The Grenadier Demonstrator has a lot going for it: BMW AG’s latest hydrogen fuel cell powertrain, a chief engineer who developed G-Wagons while at Mercedes-Benz Group AG, and the capability to climb mountains like conventional gas and diesel-burning versions — but without the emissions. Electric drive units that deliver torque vectoring to each wheel will make summiting otherwise treacherous terrain a cinch.

Still, Ineos Automotive was more optimistic about fuel cell vehicles being part of the mix when it embarked on the project a year ago than it is today. In an interview ahead of the SUV’s debut at the Goodwood Festival of Speed, Chief Executive Officer Lynn Calder said policymakers are “picking horses” and seem to want to go all-in on battery-electric vehicles.

“Whether it’s futile or not, I’m going to use our demo this year, I’m going to get out and I’m going to meet people, and I’m going to show them,” she said. “I’m going to keep on banging my already quite hackneyed drum, which is to say there is no one fix.”

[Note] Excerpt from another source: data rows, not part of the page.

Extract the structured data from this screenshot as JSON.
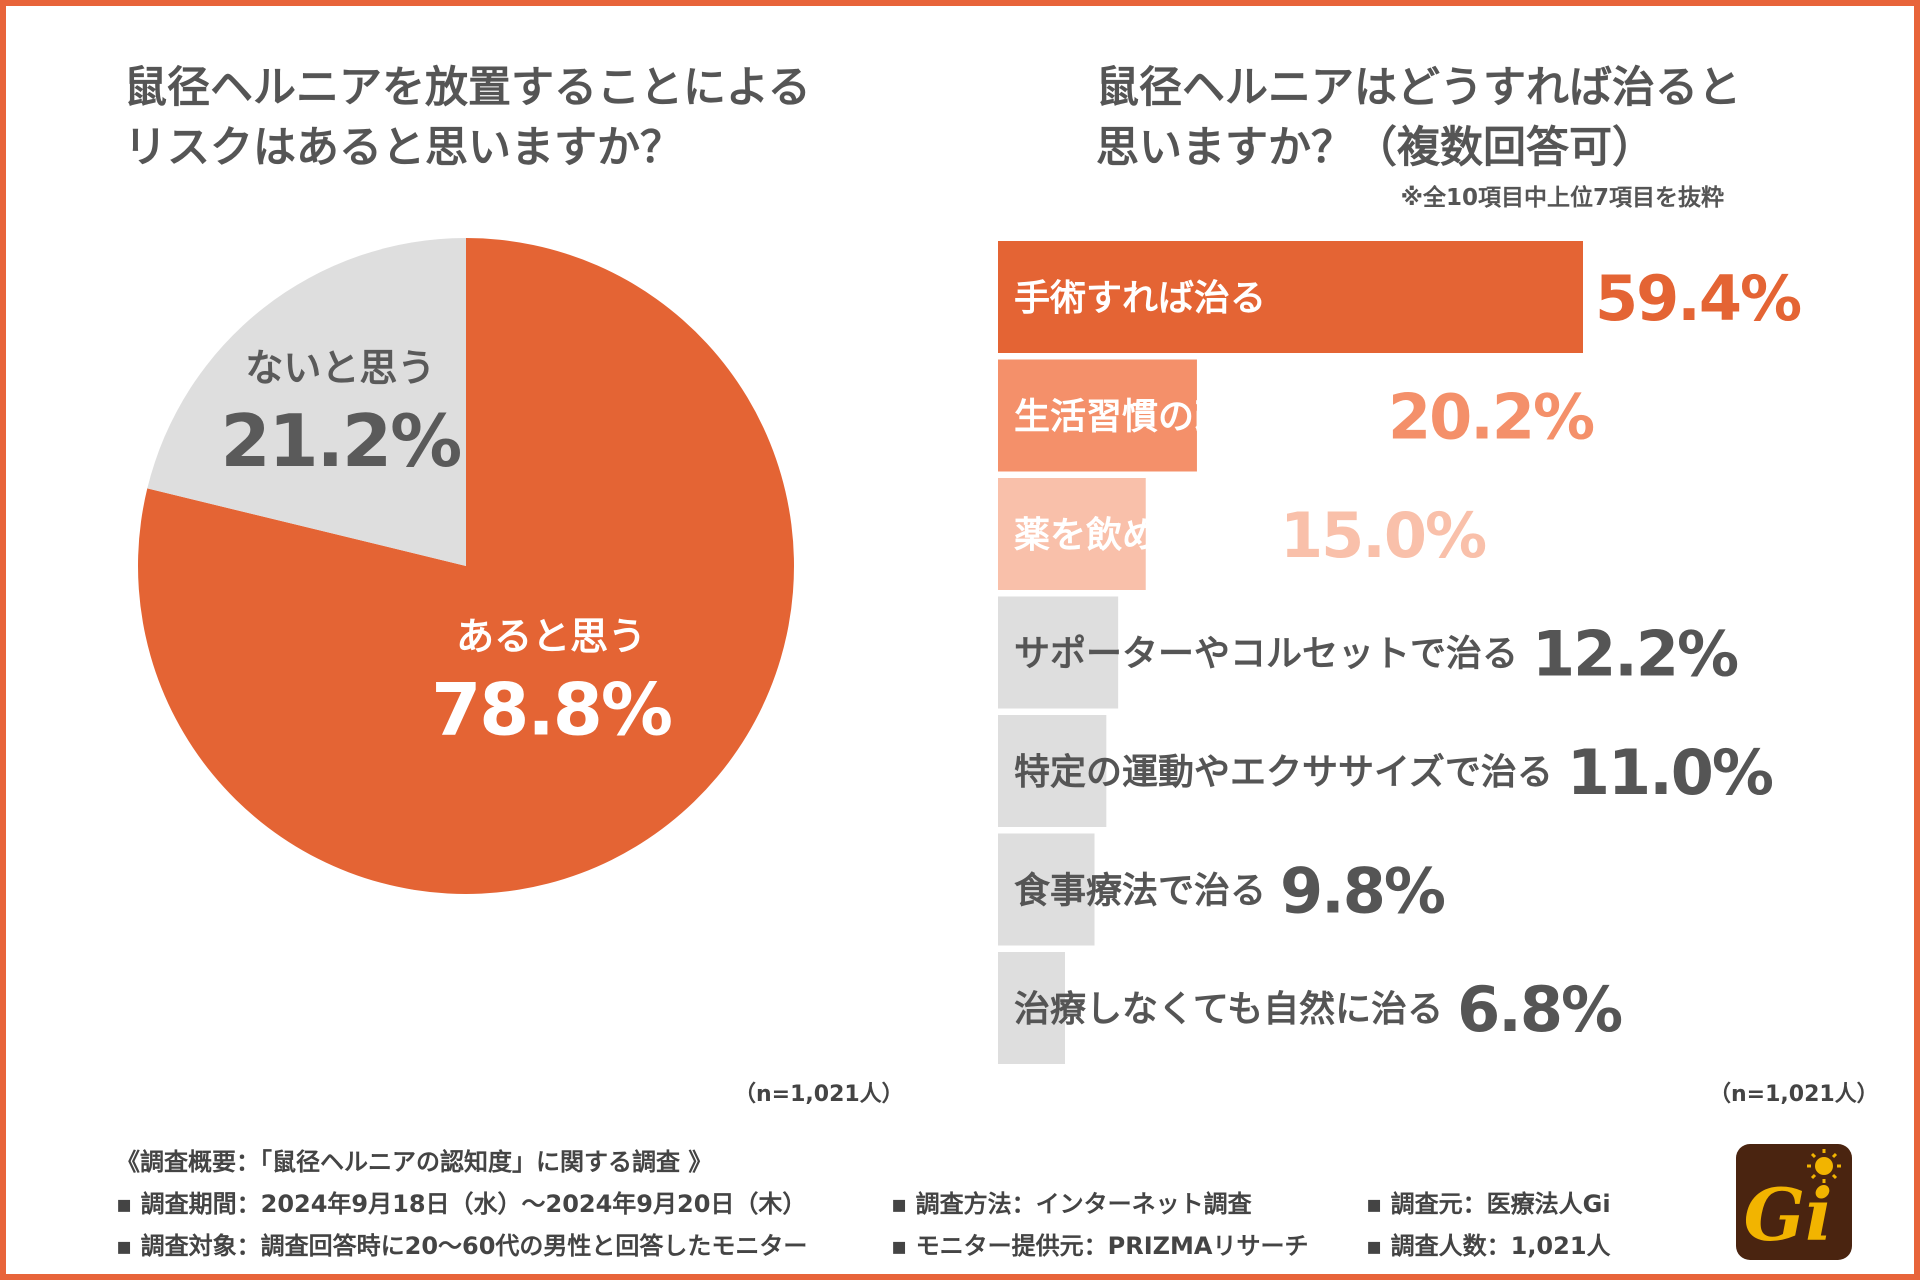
{
  "left_chart": {
    "title_line1": "鼠径ヘルニアを放置することによる",
    "title_line2": "リスクはあると思いますか？",
    "n_note": "（n=1,021人）"
  },
  "right_chart": {
    "title_line1": "鼠径ヘルニアはどうすれば治ると",
    "title_line2": "思いますか？（複数回答可）",
    "note": "※全10項目中上位7項目を抜粋",
    "n_note": "（n=1,021人）"
  },
  "chart_data": [
    {
      "type": "pie",
      "title": "鼠径ヘルニアを放置することによるリスクはあると思いますか？",
      "categories": [
        "あると思う",
        "ないと思う"
      ],
      "values": [
        78.8,
        21.2
      ],
      "value_labels": [
        "78.8%",
        "21.2%"
      ],
      "colors": [
        "#e46434",
        "#dedede"
      ]
    },
    {
      "type": "bar",
      "orientation": "horizontal",
      "title": "鼠径ヘルニアはどうすれば治ると思いますか？（複数回答可）",
      "categories": [
        "手術すれば治る",
        "生活習慣の改善で治る",
        "薬を飲めば治る",
        "サポーターやコルセットで治る",
        "特定の運動やエクササイズで治る",
        "食事療法で治る",
        "治療しなくても自然に治る"
      ],
      "values": [
        59.4,
        20.2,
        15.0,
        12.2,
        11.0,
        9.8,
        6.8
      ],
      "value_labels": [
        "59.4%",
        "20.2%",
        "15.0%",
        "12.2%",
        "11.0%",
        "9.8%",
        "6.8%"
      ],
      "bar_colors": [
        "#e46434",
        "#f4906a",
        "#f9c0aa",
        "#dedede",
        "#dedede",
        "#dedede",
        "#dedede"
      ],
      "value_colors": [
        "#e46434",
        "#f4906a",
        "#f9c0aa",
        "#555555",
        "#555555",
        "#555555",
        "#555555"
      ],
      "label_colors": [
        "#ffffff",
        "#ffffff",
        "#ffffff",
        "#555555",
        "#555555",
        "#555555",
        "#555555"
      ],
      "xlim": [
        0,
        59.4
      ]
    }
  ],
  "survey": {
    "heading": "《調査概要：「鼠径ヘルニアの認知度」に関する調査 》",
    "period": "▪ 調査期間：2024年9月18日（水）～2024年9月20日（木）",
    "method": "▪ 調査方法：インターネット調査",
    "source": "▪ 調査元：医療法人Gi",
    "target": "▪ 調査対象：調査回答時に20～60代の男性と回答したモニター",
    "provider": "▪ モニター提供元：PRIZMAリサーチ",
    "count": "▪ 調査人数：1,021人"
  },
  "logo": {
    "text": "Gi",
    "colors": {
      "bg": "#4a2410",
      "letter": "#f2b400"
    }
  }
}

Read More: Why Hydrogen Is the Hottest Thing in Green Energy

The government officials Ineos is having a hard time convincing aren’t alone in their skepticism. BloombergNEF removed fuel cell models from the passenger car portions of its annual Electric Vehicle Outlook report published last month, citing their lack of traction. “We will revisit this topic if and when fuel cell vehicles hit 0.1% of global passenger vehicle sales,” BNEF analysts wrote.

Europe’s biggest operator of the electrolyzers that make hydrogen from water takes a different view. While Ineos has a smaller battery-electric SUV coming in 2026, it’ll be a better fit for taking shorter trips around town.

A fuel cell Grenadier, on the other hand, will be well suited for longer journeys and better able to handle heavy payloads — that is, if enough hydrogen refueling infrastructure gets set up.

Ineos isn’t sitting on its hands, having committed years ago to investing more than €2 billion ($2.2 billion) in new production of green hydrogen across Europe. It’s part of a trial project attempting to repurpose natural gas pipelines to distribute hydrogen along the Scottish coast.

But before Ineos commits to moving forward with a fuel cell vehicle, the company is looking for green shoots that governments are willing to invest in and incentivize getting the market off the ground.

“I’m not just going to sort of whinge without offering to be part of the solution,” Calder said. “There’s no point in talking about us having this unique view of the industry from a hydrogen perspective if we’re not prepared to put our money where our mouth is. We are, but this is such a massive take-on.”